In particolare mediante analisi di regressione (tecnica usata per modellare ed analizzare una serie di dati) si è osservato che:
- “il mal di schiena era associato con il carico di lavoro e la depressione;
- il dolore dorsale con età, ansia e depressione;
- il dolore cervicale con i fattori psicosociali di stress (domanda e controllo), sesso femminile e ansia”.

Discussione e Conclusioni
Lo studio “conferma che i lavoratori addetti all’assistenza sociale presentano con elevata frequenza disturbi muscolo-scheletrici, a carico dei diversi distretti corporei, ma con maggior prevalenza a carico del dorso, della regione lombare e cervicale”.
Tuttavia “i disturbi muscoloscheletrici non risultano correlati con l’esposizione al rischio di movimentazione dei pazienti, o almeno con la stima di tale rischio che deriva dal documento di valutazione dei rischi professionali redatto a cura del datore di lavoro”.
Ciò potrebbe indicare “una erronea attribuzione delle classi di rischio, derivante dalla mobilità interna dei lavoratori tra mansioni a maggiore o minore rischio, e ancora di più dalla imprevedibilità degli sforzi fisici, che variano nel tempo in funzione delle condizione di salute degli assistiti”.
Nello studio si osserva un’associazione dei disturbi “con la percezione del carico lavorativo, ma anche con variabili quali l’ansia e la depressione, che potrebbero rappresentare sia caratteristiche individuali, che conseguenze di un prolungato stato di stress”.
Esiste quindi una stretta relazione tra lavoro e stato psicofisico del soggetto, relazione “che gli studi a carattere trasversale, come questo, possono confermare, ma del quale non possono determinare la direzionalità”.

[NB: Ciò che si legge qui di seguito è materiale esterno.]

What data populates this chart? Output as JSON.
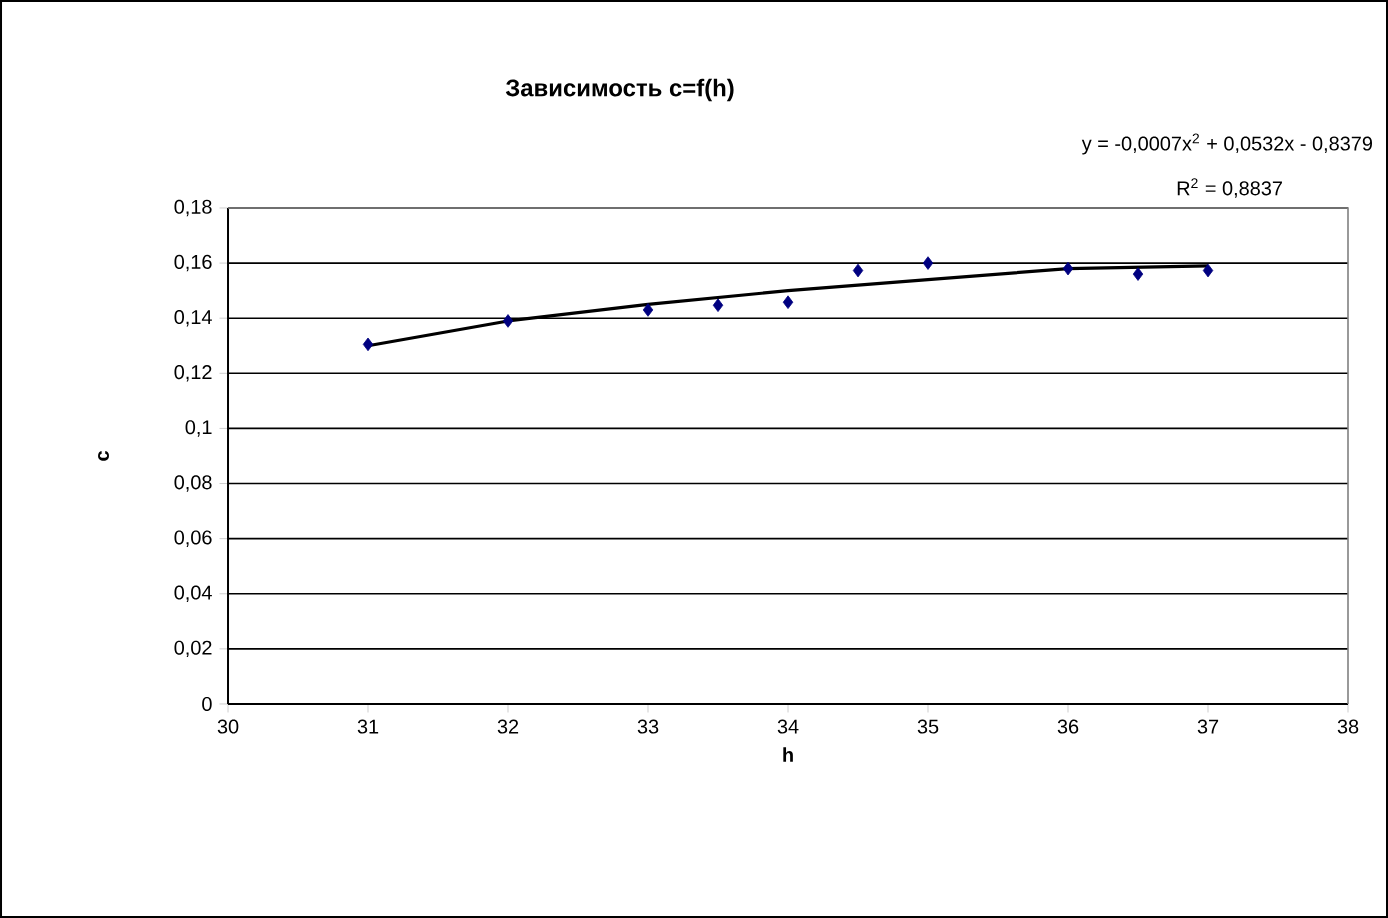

Un’idonea prevenzione può essere tuttavia “programmata su più livelli, integrando interventi educativi, ergonomici ed organizzativi”.
Il medico incaricato della sorveglianza sanitaria dei lavoratori “deve puntare alla realizzazione di programmi di prevenzione dei disturbi muscolo-scheletrico multi-livello che integrino, in un’ottica partecipativa, gli interventi educativi, ambientali, strutturali, meccanici ed organizzativi”: solo “questo impegno su più livelli sembra oggi proporzionato ad un problema di così vaste dimensioni”.



Strain, disturbi d’ansia, depressione e disturbi muscoloscheletrici nelle attività di assistenza sociale”, scritto da N. Magnavita (Istituto di Medicina del Lavoro, Università Cattolica del Sacro Cuore, Roma) nel Giornale Italiano di Medicina del Lavoro ed Ergonomia, Volume XXXI n°1/suppl.A Psicologia, gennaio-marzo 2009 (formato PDF, 154 kB).